ICH is a complex disease characterized by blood vessel rupture and extravasation into brain parenchyma, leading to hematoma expansion, ischemia and neuronal loss6. The most common ICH are either lobar or deep in location and differ in admission hematoma volume, hematoma growth and outcome7. Several factors are involved in the ICH pathophysiology including: (a) the remodeling of the extracellular matrix (ECM) which in physiological conditions maintains the integrity, elasticity and strength of the arterial wall, (b) the breakdown of the blood-brain barrier (BBB) which contributes to edema formation and neuronal degeneration and (c) the inflammatory responses involved in secondary brain injury8,9.

Matrix metalloproteinases (MMPs) are zinc-dependent endopeptidases with proteolytic activity that contribute to ECM degradation, tissue remodeling and regeneration10. The catalytic activity of MMPs is regulated by tissue inhibitors of matrix metalloproteinases (TIMPs)11. The four members of the TIMP family (TIMP 1–4) are broad spectrum inhibitors that directly bind to the catalytic domain of MMPs12.

After brain injury, the role of MMPs and their inhibitors may be critical, since both participate in early acute injury along with tissue recovering during later stages13. Clinical studies have observed increased MMP-2, −3, −9 and TIMP-1 levels in blood and cerebrospinal fluid of ICH patients when compared to normal population14,15, suggesting that MMPs/TIMPs are likely to be involved in brain injury after spontaneous ICH and may be associated with patients’ outcome16. In the last years our group has studied the role of MMPs in different neurovascular diseases.

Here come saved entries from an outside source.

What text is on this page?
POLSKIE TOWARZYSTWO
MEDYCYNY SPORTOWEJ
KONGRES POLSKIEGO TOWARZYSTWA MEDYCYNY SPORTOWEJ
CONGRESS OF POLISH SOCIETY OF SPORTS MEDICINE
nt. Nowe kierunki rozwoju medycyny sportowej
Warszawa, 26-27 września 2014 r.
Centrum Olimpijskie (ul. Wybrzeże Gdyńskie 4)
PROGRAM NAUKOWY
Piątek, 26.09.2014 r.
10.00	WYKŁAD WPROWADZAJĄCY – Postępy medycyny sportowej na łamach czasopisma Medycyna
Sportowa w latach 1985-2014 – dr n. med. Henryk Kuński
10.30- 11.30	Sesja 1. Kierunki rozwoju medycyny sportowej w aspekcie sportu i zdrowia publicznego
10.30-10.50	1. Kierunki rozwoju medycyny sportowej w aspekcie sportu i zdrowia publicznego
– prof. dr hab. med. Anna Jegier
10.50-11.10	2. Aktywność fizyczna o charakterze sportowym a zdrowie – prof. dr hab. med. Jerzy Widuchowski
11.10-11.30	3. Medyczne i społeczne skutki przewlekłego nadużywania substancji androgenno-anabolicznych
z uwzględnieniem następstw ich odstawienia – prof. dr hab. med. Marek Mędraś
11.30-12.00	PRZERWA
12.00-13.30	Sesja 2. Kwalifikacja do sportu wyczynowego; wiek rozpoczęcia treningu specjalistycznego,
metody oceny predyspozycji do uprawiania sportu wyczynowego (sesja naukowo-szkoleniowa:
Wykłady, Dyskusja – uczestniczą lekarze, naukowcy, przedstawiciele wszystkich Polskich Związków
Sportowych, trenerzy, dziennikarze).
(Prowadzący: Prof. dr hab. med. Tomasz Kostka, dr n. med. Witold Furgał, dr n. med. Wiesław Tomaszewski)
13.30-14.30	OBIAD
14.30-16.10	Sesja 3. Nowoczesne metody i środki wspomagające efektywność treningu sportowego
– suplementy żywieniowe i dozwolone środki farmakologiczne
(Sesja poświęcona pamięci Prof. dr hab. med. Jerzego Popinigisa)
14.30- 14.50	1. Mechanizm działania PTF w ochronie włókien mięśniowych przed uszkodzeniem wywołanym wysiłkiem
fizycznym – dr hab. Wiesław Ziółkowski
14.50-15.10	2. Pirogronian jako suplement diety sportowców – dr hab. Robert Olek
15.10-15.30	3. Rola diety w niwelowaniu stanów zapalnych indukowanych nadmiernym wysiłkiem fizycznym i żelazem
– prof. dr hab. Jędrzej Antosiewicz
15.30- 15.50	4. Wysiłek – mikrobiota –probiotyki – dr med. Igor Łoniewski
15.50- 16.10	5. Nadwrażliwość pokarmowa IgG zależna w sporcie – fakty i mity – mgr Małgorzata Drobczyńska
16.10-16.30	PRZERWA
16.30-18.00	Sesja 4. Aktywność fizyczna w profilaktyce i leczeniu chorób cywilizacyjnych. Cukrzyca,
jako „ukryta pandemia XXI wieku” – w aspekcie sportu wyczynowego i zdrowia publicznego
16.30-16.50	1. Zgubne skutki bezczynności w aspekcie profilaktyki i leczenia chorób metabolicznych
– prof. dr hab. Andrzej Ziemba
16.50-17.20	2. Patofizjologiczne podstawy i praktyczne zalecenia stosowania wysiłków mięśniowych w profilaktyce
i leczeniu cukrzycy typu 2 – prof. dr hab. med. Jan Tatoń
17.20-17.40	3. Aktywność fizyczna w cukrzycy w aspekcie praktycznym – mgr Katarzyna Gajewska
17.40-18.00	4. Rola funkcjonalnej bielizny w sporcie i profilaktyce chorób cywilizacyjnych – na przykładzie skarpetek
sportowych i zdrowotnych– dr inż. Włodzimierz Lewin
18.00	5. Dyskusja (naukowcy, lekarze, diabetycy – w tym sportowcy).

We showed that TIMP-1 levels were associated with mortality in patients with traumatic brain injury and malignant middle cerebral artery occlusion17,18,19, while MMP-2 expression might be implicated in the development of amyloid angiopathy in ICH patients20. Moreover, MMPs have been related to hematoma expansion, edema growth and neuronal loss in extensive pre-clinical studies16. However, their potential as therapeutic or diagnostic clinical tools has not yet been fully identified.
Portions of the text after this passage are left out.